Domenica di riposo per l’ad del Catania Pietro Lo Monaco che dopo il successo di ieri della squadra etnea contro il Lecce, si rilassa sul divano di casa sua guardando in tv Cagliari-Crotone. L’esperto dirigente di Torre Annunziata, tra il primo e il secondo tempo del match di Serie A, commenta ai microfoni di Itasportpress.it, la vittoria rotonda contro la compagine pugliese. “Il match di ieri sera non sembrava certamente di Serie C. Due squadre con espressione tecnica altissima da Serie B. La cornice di pubblico eccezionale, ha ulteriormente reso più avvincente il match e mi dispiace solo che non erano presenti i tifosi giallorossi che avrebbero fatto salire di livello la partita. Mutiliamo continuamente il nostro calcio con queste decisioni che privano ai tifosi di vedere la propria squadra. Siamo uno dei pochi paesi al mondo che applica queste regole restrittive. Alla lunga si rischia di depauperare l’amore della gente per il calcio, ma per fortuna i tifosi hanno molta passione per la propria squadra del cuore”. 

VITTORIA DA CATANIA – “Ci voleva questa affermazione dopo una partenza lenta in campionato. Abbiamo battuto una buona squadra perchè il Lecce lotterà con noi sino alla fine per la promozione diretta in Serie B. Tre punti che fanno bene al morale e servono anche per prendere maggiore consapevolezza della nostra forza visto che abbiamo battuto un avversario di pari livello. Il Catania ha una rosa molto forte e il nostro allenatore può alternare tutti i calciatori senza far calare la qualità. Si può ben dire che è stata anche una vittoria per la nostra gente che ieri ci ha sostenuto per tutto il tempo. La prestazione della squadra è stata ‘da Catania’ perchè è venuta attraverso il sacrificio ma anche con cuore e orgoglio. Bene così andiamo avanti e non esaltiamoci troppo perchè adesso voglio vedere la stessa cattiveria agonistica e determinazione anche fuori casa”. 

TRIO VINCENTE MA SI PUO’ DARE DI PIU’ – “La presenza di Lodi, Biagianti e Marchese nell’undici titolare sta a significare che il tecnico li ha visti pronti e determinati per questa battaglia. Sono felice per loro che si sono espressi bene ma anche per Lucarelli che ha saputo preparare ottimamente questo big-match. E’ chiaro che loro sono ancora nei cuori della gente, ma il fatto che hanno deciso di tornare a Catania, tra l’altro in una situazione non facile, è una conferma che sono tre combattenti rossazzurri. Onore a loro. Sono sicuro che daranno qualcosina più degli altri perchè li conosco bene”.

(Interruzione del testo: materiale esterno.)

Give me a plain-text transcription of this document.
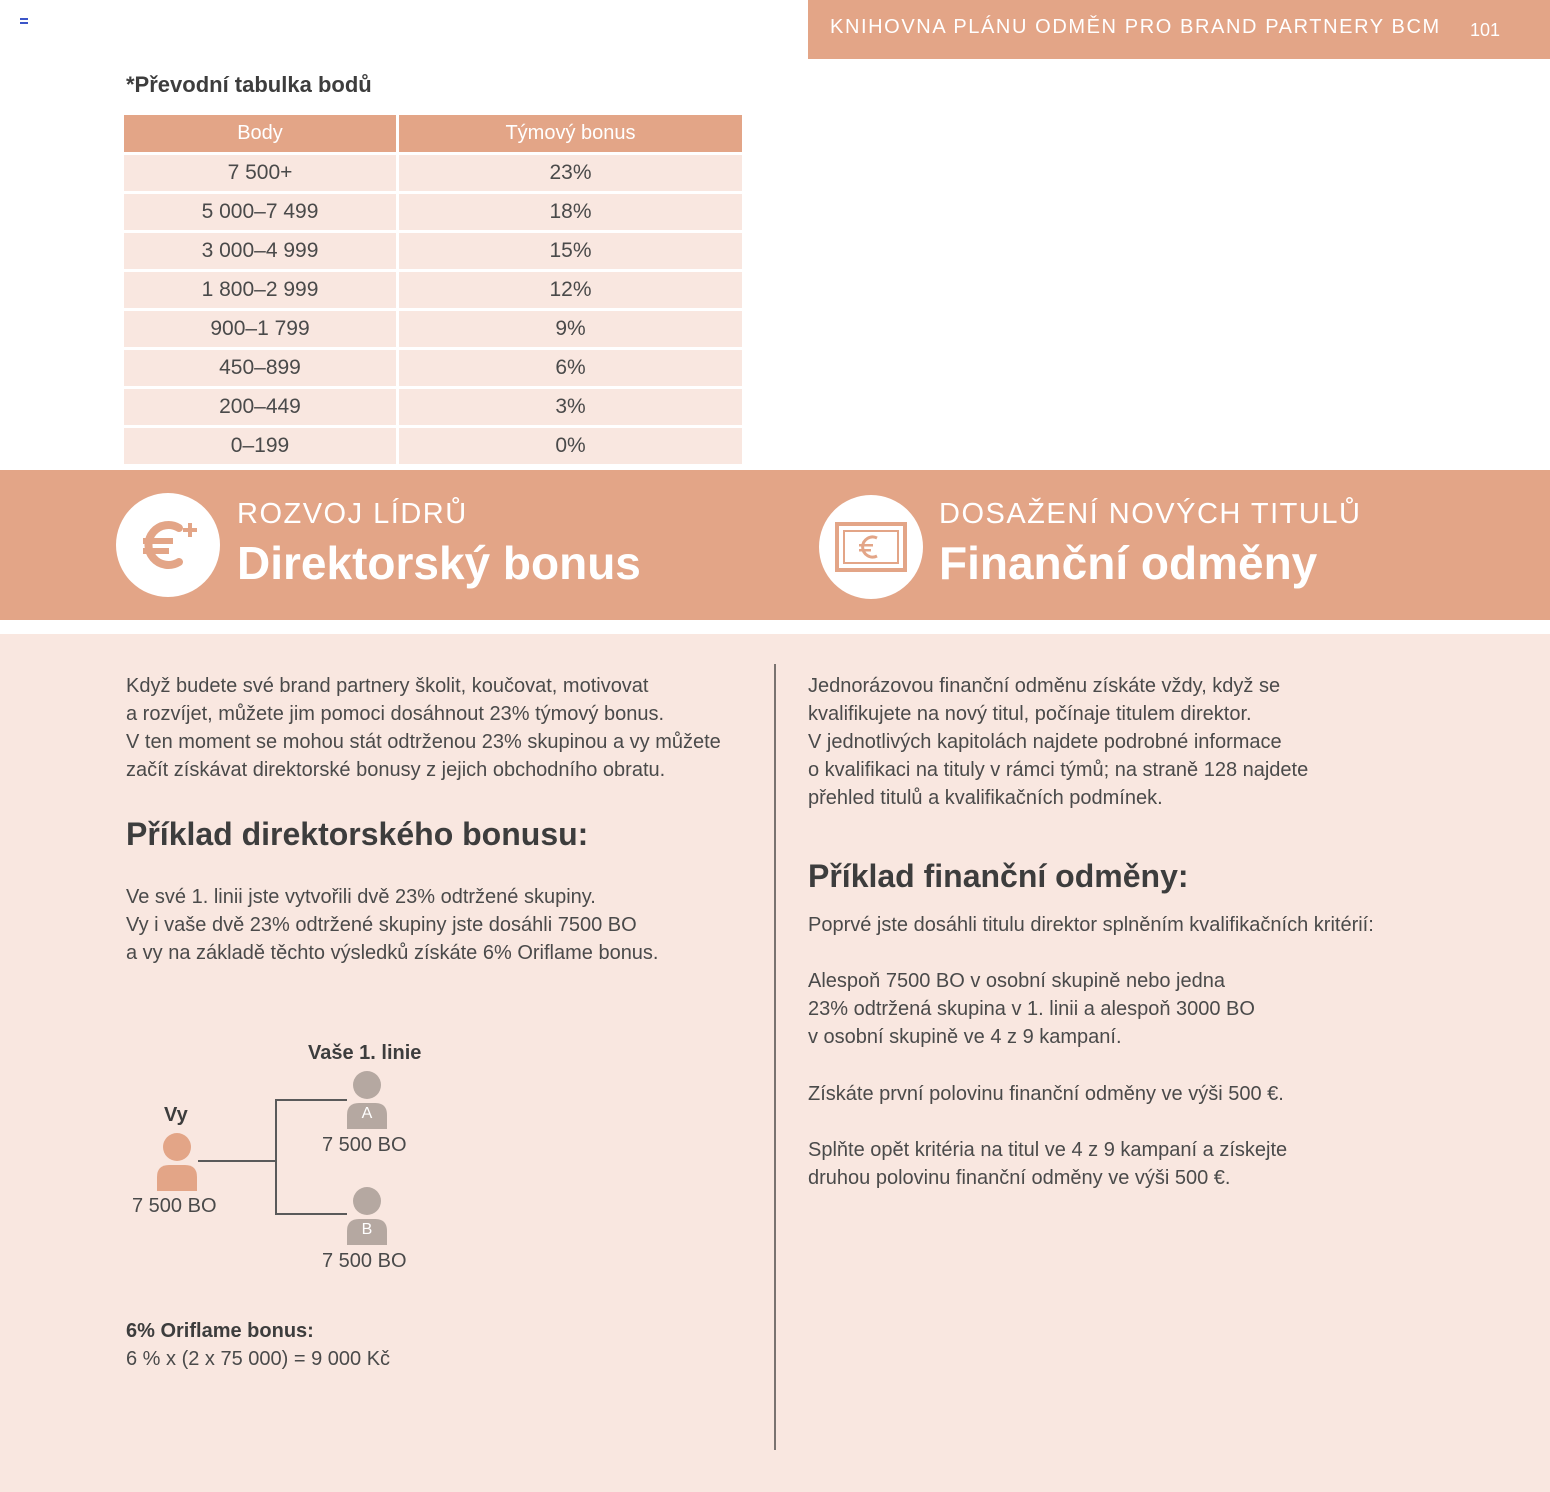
KNIHOVNA PLÁNU ODMĚN PRO BRAND PARTNERY BCM 101
*Převodní tabulka bodů
Body	Týmový bonus
7 500+	23%
5 000–7 499	18%
3 000–4 999	15%
1 800–2 999	12%
900–1 799	9%
450–899	6%
200–449	3%
0–199	0%
ROZVOJ LÍDRŮ
Direktorský bonus
DOSAŽENÍ NOVÝCH TITULŮ
Finanční odměny
Když budete své brand partnery školit, koučovat, motivovat
a rozvíjet, můžete jim pomoci dosáhnout 23% týmový bonus.
V ten moment se mohou stát odtrženou 23% skupinou a vy můžete
začít získávat direktorské bonusy z jejich obchodního obratu.
Příklad direktorského bonusu:
Ve své 1. linii jste vytvořili dvě 23% odtržené skupiny.
Vy i vaše dvě 23% odtržené skupiny jste dosáhli 7500 BO
a vy na základě těchto výsledků získáte 6% Oriflame bonus.
Vaše 1. linie
Vy
7 500 BO
A
7 500 BO
B
7 500 BO
6% Oriflame bonus:
6 % x (2 x 75 000) = 9 000 Kč
Jednorázovou finanční odměnu získáte vždy, když se
kvalifikujete na nový titul, počínaje titulem direktor.
V jednotlivých kapitolách najdete podrobné informace
o kvalifikaci na tituly v rámci týmů; na straně 128 najdete
přehled titulů a kvalifikačních podmínek.
Příklad finanční odměny:
Poprvé jste dosáhli titulu direktor splněním kvalifikačních kritérií:
Alespoň 7500 BO v osobní skupině nebo jedna
23% odtržená skupina v 1. linii a alespoň 3000 BO
v osobní skupině ve 4 z 9 kampaní.
Získáte první polovinu finanční odměny ve výši 500 €.
Splňte opět kritéria na titul ve 4 z 9 kampaní a získejte
druhou polovinu finanční odměny ve výši 500 €.
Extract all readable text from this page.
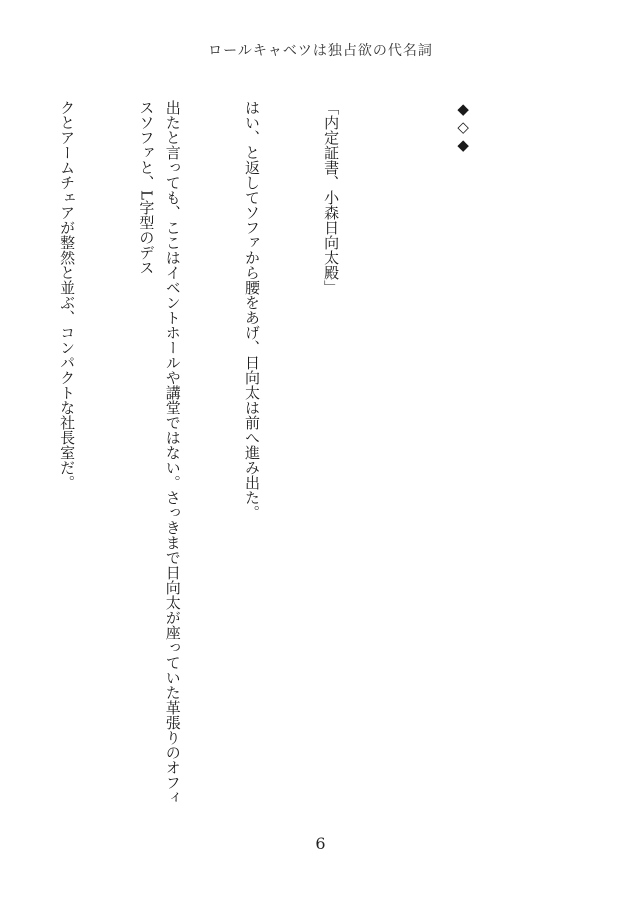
ロールキャベツは独占欲の代名詞

◆◇◆

「内定証書、小森日向太殿」

はい、と返してソファから腰をあげ、日向太は前へ進み出た。

出たと言っても、ここはイベントホールや講堂ではない。さっきまで日向太が座っていた革張りのオフィスソファと、L字型のデス

クとアームチェアが整然と並ぶ、コンパクトな社長室だ。

6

COL FRANCAVILLA NON SI CAMBIA –  “Il campionato è lunghissimo e dobbiamo confermarci, quindi andiamo avanti e pensiamo subito alla prossima partita che ci vedrà impegnati sul terreno della Virtus Francavilla a Brindisi. Speriamo di cambiare anche la casella delle vittorie in trasferta. Non deve esserci più spazio in futuro per le recriminazioni, ma dobbiamo diventare granitici. Chi scenderà in campo dovrà dare qualcosa di più rispetto a quello che ha dato ieri sera contro il Lecce. Così si cresce”. 

UN ALTRO RUSSOTTO  – “Russotto sta bene mentalmente e fisicamente e gioca da vero fuoriclasse. Per lui è venuto il momento della trasformazione a Catania. Se Andrea continua così sarà devastante per le difese avversarie. Gioca da uomo e non più da ragazzino”. 

LUCARELLI C’E’ – “Il nostro allenatore sta dimostrando di avere delle qualità di conduzione di grande spessore. Lui con il suo staff sta facendo benissimo. Ma la cosa più importante è che tutti stanno remando nella stessa direzione. Il campionato è  lungo e si deciderà sul filo di lana ma una cosa è certa: per la B noi ci siamo”.